Weiers and Horne made the proposal because there is no money in the new budget for the vouchers for hundreds of disabled and foster children.

"It's a terrible situation and I feel very badly for the families," Goddard said in a telephone interview. "Try as we might, we could not find any method that the speaker could take funds appropriated for the House and use them for scholarships."

Weiers said he was disappointed by Goddard's informal opinion and was trying to contact Horne, who is on vacation. "The important thing is that we don't stop trying," Weiers said.

In requesting the informal opinion, the two Republican officeholders said they were trying to arrange temporary funding for the voucher programs to avoid harming the students if they have to change schools.

They offered their proposal after the Arizona Supreme Court said the vouchers could continue during an appeal of an Arizona Court of Appeals decision. That ruling found that the vouchers violated state constitutional prohibitions against using state money to support religious or other private schools.

That decision overturned a trial court judge decision that upheld the two programs created under 2007 legislation.

But the new state budget approved last month didn't include continued funding for the vouchers.
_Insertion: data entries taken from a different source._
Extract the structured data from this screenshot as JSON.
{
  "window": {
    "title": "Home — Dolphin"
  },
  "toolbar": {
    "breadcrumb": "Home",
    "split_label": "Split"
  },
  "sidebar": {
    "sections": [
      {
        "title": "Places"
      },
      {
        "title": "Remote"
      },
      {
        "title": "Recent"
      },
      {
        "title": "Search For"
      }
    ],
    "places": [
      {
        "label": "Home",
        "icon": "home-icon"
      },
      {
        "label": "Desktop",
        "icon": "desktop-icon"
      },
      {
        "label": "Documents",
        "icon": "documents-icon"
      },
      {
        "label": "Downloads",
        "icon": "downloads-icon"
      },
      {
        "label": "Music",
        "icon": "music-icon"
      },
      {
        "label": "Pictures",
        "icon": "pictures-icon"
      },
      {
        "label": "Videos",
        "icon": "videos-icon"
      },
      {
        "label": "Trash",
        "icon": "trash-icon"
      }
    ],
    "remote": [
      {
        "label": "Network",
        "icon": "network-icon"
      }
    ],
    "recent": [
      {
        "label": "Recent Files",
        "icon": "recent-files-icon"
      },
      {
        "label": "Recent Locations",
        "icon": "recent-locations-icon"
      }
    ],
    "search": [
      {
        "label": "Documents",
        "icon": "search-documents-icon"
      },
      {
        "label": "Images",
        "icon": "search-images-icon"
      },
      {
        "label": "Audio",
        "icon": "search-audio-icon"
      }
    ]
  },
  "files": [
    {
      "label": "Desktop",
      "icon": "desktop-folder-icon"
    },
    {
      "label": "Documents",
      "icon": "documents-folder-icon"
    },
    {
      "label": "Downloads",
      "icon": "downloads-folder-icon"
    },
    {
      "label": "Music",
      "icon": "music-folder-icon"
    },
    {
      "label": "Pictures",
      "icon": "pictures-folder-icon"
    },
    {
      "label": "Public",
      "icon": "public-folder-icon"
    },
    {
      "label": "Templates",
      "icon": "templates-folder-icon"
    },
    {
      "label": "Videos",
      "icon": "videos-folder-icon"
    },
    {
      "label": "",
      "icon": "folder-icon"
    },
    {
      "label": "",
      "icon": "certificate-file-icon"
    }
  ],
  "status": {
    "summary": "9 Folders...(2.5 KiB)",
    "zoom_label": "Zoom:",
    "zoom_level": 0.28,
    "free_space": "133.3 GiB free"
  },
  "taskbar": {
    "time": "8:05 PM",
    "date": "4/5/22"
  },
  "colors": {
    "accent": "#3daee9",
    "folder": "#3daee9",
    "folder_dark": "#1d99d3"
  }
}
That was partly because the state needed to make spending cuts to help erase a projected $2 billion shortfall and partly because the voucher program was new, wasn't using all of its allotted funding and "wasn't really fulfilling a central role of public education," Gov. Janet Napolitano said.

The budget was supported by Napolitano, legislative Democrats and a small number of majority Republican lawmakers.

The Department of Education said 189 foster students received grants for the 2007-2008 school year, with an average grant amount of $3,945. Meanwhile, 186 grants were issued to disabled students, in amounts ranging from $975 to nearly $24,100.

Tucson resident Brendan Fay, whose 14-year-old disabled daughter received a voucher during the past school year, said the law apparently tied Goddard's hands on the interim funding proposal. But he said that Napolitano's opposition to vouchers led to the elimination of the program's funding.

"It's a huge disservice to the children," Fay said, referring to the general situation and citing progress his daughter made while in a private school.

Supporters are trying to raise private donations to pay for the vouchers and will urge lawmakers to appropriate funding in 2009, Fay said.

Napolitano, a Democrat, generally opposes vouchers — full or partial tuition grants that are provided to families of students attending private schools — but accepted the creation of the programs as part of a 2007 budget compromise that gave her wins on other issues.

Asked about the Weiers-Horne funding proposal before Goddard released his informal opinion, Napolitano expressed qualms about using money appropriated for the Legislature "to fund a program that was not specifically not funded in this budget."